As complement-targeted therapies have entered the treatment landscape for C3 glomerulopathy (C3G), investigators suggest these agents hold the potential to modify the disease and may ultimately shift kidney failure from an expected outcome to a more “remote prospect” for patients.1
“For years and years, we didn’t have any FDA-approved medications for these patients,” said Sayna Norouzi, MD, clinical nephrologist and associate professor of medicine at Loma Linda University Medical Center. “Now we have two newly approved options, and it feels really good when a patient comes in, and we can actually discuss treatments and make a shared decision about what might work best for them.”
The first complement therapeutic used for C3G was eculizumab, a monoclonal antibody against C5, and is currently used off-label in native and transplanted kidneys. According to the report, evidence suggested ecuizumab is most effective when initiated before evidence of terminal pathway activation and before significant sclerotic changes develop.1
Other complement inhibitors have been evaluated but have not demonstrated meaningful clinical benefit in C3G.

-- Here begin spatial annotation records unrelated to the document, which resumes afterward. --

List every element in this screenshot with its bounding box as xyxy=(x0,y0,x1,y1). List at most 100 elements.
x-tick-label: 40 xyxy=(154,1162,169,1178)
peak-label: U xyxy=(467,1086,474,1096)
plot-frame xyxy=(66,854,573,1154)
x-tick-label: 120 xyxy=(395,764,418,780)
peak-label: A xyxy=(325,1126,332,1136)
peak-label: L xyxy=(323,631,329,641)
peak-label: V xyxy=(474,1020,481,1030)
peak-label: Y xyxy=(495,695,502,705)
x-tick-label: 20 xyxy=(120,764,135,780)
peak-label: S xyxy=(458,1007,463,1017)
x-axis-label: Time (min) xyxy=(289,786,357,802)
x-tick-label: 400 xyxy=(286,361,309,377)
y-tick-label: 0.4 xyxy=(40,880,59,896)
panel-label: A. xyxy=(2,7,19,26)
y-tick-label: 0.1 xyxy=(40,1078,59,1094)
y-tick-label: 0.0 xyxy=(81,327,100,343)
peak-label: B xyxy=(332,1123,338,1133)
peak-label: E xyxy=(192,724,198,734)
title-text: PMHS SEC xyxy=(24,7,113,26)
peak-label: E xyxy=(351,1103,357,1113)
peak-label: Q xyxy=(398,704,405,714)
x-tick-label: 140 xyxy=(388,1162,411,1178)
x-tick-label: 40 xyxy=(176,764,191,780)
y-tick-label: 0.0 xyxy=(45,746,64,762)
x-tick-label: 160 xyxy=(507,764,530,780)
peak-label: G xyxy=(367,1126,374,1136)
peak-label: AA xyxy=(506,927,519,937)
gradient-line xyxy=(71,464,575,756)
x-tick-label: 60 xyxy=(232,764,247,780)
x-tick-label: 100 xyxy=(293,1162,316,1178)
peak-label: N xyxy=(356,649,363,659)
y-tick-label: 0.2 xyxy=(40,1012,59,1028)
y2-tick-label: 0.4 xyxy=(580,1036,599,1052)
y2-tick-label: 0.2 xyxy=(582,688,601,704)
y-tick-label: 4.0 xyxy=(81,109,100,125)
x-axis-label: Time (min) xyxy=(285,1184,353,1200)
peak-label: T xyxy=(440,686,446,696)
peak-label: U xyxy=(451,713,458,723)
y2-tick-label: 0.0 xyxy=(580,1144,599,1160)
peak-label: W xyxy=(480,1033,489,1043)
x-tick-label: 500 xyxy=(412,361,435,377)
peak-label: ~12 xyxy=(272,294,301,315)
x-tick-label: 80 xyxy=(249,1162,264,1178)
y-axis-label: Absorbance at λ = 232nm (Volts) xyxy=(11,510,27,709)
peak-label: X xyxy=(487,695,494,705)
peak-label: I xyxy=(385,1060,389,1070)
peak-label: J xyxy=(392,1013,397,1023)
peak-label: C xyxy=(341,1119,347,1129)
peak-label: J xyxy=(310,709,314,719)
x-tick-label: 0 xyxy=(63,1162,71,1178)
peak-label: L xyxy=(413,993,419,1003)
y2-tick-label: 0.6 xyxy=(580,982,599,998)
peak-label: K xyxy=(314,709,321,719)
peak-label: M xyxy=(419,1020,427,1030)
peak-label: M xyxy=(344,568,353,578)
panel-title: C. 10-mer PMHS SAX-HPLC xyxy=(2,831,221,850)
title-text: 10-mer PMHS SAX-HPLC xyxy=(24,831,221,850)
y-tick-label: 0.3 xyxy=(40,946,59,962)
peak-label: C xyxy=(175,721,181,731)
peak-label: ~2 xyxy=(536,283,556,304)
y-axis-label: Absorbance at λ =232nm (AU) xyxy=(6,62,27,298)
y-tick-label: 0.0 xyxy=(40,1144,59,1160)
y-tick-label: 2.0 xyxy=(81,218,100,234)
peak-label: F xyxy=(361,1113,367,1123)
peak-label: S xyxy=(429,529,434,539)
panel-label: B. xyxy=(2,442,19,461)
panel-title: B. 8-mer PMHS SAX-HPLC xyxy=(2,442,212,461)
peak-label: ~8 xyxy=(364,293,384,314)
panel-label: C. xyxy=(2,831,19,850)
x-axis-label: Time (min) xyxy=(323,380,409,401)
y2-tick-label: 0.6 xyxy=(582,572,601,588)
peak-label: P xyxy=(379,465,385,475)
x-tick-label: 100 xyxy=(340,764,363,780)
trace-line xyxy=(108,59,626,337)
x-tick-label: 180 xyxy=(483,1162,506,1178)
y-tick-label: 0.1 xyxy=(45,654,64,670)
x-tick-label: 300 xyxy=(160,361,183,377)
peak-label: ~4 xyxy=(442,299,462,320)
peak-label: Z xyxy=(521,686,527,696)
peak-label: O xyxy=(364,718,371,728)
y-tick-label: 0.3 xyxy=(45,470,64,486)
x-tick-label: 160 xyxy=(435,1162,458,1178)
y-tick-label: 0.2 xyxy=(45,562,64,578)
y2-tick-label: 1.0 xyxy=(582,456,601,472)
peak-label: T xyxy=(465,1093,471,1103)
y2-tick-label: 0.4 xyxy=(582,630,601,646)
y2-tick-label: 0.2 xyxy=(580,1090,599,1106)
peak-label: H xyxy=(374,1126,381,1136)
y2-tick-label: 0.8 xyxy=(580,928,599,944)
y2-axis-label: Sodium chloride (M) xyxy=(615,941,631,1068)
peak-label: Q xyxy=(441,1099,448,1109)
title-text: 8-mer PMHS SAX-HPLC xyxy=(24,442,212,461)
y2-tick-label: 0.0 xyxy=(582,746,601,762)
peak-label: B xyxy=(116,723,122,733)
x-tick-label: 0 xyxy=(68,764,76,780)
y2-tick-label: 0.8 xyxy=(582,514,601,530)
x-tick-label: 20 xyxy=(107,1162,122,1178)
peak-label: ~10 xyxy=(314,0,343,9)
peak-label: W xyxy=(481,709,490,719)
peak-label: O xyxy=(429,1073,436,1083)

Avacopan, an oral small-molecule C5a receptor antagonist, did not show a significant improvement in the primary endpoint—the percentage change in the histologic index of disease activity from baseline to week 26—in the phase 2 ACCOLADE trial.1
Similarly, danicopan, a factor D inhibitor evaluated in the phase 2 ACH471-204 trial, produced only partial inhibition of the alternative complement pathway. Investigators reported the therapy did not reach systemic concentrations sufficient for sustained pathway blockade, resulting in limited clinical response.1
More recently, complement-targeted therapies have achieved regulatory approval for C3G. The US Food and Drug Administration (FDA) approved iptacopan (Fabhalta) based on data from APPEAR-C3G. The primary efficacy endpoint evaluated the percent change in proteinuria, measured by urine protein-to-creatinine ratio (UPCR) from a 24-hour urine collection, after 6 months of treatment. At 6 months, treatment with iptacopan resulted in a 35% reduction from baseline in 24-hour UPCR compared with placebo.1,2
Another complement-targeted therapeutic that entered the treatment landscape for C3G in 2025 was pegcetacoplan, a peptide-based inhibitor of C3 and C3b, which the FDA approved in July. In an open-label extension of VALIANT, pegcetacoplan maintained a 70% reduction in proteinuria over 52 weeks in adolescents with C3G and primary immune complex-mediated membranoproliferative glomerulonephritis (IC-MPGN), with many patients achieving remission (≤0.5 g/g) or normalization (≤0.2 g/g).1
Norouzi also emphasized the importance of monitoring safety risks associated with complement inhibition.
“Any medication that works on the complement system can increase the chance of encapsulated infections, including meningococcal infections. They’re rare, but if they happen, they can be deadly, so vaccination and careful monitoring are really important for these patients.”
Editor’s Note: Norouzi reports relevant disclosures with Calliditas, Travere, Apellis and others.